Turquie : Erdogan, nouveau calife ?
Une victoire dès le premier tour à la Présidentielle, un régime hyper-présidentiel sur-mesure, une opposition muselée : tout semble en place pour que Reycep Tayyip Erdogan reste très longtemps au pouvoir en Turquie.
La comparaison avec l’ancien califat ottoman peut sembler osée, mais la concentration des pouvoirs dont dispose aujourd’hui le président turc, à la tête d’un parti résolument islamiste, menant une politique étrangère agressive et nostalgique d’une grandeur passée, rappelle des souvenirs d’avant Mustapha Kemal.
La défaite, sèche, de Muharrem Ince, représentant de l’ancien parti d’Atatürk, la Parti Républicain du Peuple (CHP) dès le premier tour de la présidentielle (30,6% des voix contre 52,6% à Erdogan) sonne comme un changement d’ère, d’autant que le nouveau régime qui entre en vigueur renforce considérablement les pouvoirs du président.
Un changement taillé sur-mesure pour Erdogan, mais qui ne fait pas taire les voix dissidentes. La représentante de la diplomatie européenne, Federica Mogherini, a estimé que ces élections n’avaient pas été « équitables », déplorant notamment l’absence « d’opportunités égales pour les candidats » durant la campagne, ainsi que la présence parfois envahissante de policiers pendant les décomptes de voix.
« Pourquoi je féliciterais un dictateur ? »
Depuis la tentative de putsch de 2016, 77 000 personnes ont été incarcérés, et beaucoup dénoncent des arrestations dont le but unique est de museler l’opposition, et pas de défendre la sûreté de l’Etat.

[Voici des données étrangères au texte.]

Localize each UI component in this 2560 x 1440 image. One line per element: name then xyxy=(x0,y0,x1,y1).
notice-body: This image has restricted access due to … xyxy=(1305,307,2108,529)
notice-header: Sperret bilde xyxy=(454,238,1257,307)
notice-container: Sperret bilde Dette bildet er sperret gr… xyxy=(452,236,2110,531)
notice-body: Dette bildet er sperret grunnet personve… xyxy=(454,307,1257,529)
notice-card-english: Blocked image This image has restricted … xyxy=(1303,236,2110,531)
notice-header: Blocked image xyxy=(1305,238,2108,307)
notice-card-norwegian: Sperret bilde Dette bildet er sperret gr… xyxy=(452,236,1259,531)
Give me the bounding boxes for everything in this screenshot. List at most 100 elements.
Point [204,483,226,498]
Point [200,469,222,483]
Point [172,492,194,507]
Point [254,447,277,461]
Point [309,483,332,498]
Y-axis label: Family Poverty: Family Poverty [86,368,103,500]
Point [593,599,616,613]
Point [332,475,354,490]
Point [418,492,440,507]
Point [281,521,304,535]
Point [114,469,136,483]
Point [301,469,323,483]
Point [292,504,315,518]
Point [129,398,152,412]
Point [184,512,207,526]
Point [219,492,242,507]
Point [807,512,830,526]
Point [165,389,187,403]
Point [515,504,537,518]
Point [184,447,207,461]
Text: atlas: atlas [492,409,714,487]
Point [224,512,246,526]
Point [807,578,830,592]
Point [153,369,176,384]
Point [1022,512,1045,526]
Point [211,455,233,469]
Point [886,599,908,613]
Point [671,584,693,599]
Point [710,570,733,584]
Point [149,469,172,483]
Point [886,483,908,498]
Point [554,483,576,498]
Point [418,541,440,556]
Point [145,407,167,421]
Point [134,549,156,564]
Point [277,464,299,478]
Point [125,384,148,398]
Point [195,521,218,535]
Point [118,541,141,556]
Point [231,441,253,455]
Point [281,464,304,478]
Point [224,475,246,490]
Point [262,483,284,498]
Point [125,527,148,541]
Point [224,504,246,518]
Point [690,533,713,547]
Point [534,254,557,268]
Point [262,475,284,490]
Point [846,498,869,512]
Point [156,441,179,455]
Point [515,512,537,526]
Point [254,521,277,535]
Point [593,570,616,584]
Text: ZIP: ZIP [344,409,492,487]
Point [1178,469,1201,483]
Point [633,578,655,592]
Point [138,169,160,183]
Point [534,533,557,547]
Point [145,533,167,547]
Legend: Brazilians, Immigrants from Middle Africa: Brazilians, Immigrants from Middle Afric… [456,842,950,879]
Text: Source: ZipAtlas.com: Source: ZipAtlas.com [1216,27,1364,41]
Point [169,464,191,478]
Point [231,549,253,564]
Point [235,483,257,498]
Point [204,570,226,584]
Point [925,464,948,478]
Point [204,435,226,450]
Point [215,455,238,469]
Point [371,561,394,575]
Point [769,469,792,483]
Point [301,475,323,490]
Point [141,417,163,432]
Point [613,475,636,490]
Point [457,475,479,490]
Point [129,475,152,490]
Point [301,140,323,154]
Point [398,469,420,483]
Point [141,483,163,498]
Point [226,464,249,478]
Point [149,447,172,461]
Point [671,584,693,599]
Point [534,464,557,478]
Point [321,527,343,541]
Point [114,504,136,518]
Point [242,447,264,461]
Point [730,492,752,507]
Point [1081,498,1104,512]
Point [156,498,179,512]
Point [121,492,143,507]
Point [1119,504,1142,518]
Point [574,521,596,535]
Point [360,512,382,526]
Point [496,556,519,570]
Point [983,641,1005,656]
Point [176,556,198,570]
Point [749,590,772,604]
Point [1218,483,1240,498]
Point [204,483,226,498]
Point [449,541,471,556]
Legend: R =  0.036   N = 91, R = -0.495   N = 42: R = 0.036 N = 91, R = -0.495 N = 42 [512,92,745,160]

Symbole de cet état de fait, le député du CHP, Enis Berberoglu, a été emprisonné pour avoir révélé des informations confidentielles à un quotidien d’opposition.
Le président du CHP, Kemal Kiliçdaroglu, n’y est d’ailleurs pas allé par quatre chemins pour « saluer » la victoire d’Erdogan : « On ne peut pas féliciter un homme qui ne défend pas la démocratie. Je le féliciterais pour quoi ? Pourquoi je féliciterais un dictateur ? ».
Mais avec les nouveaux pouvoirs dont dispose le président, peu de chances que ce nouveau califat ne s’interrompe dans un avenir proche, renforçant les tensions dans une région clé pour la paix mondiale.
Simple question, combien y a t’il de dictature au monde où le principal opposant peut donner une conférence de presse pour citer « pourquoi je féliciterais un dictateur » ?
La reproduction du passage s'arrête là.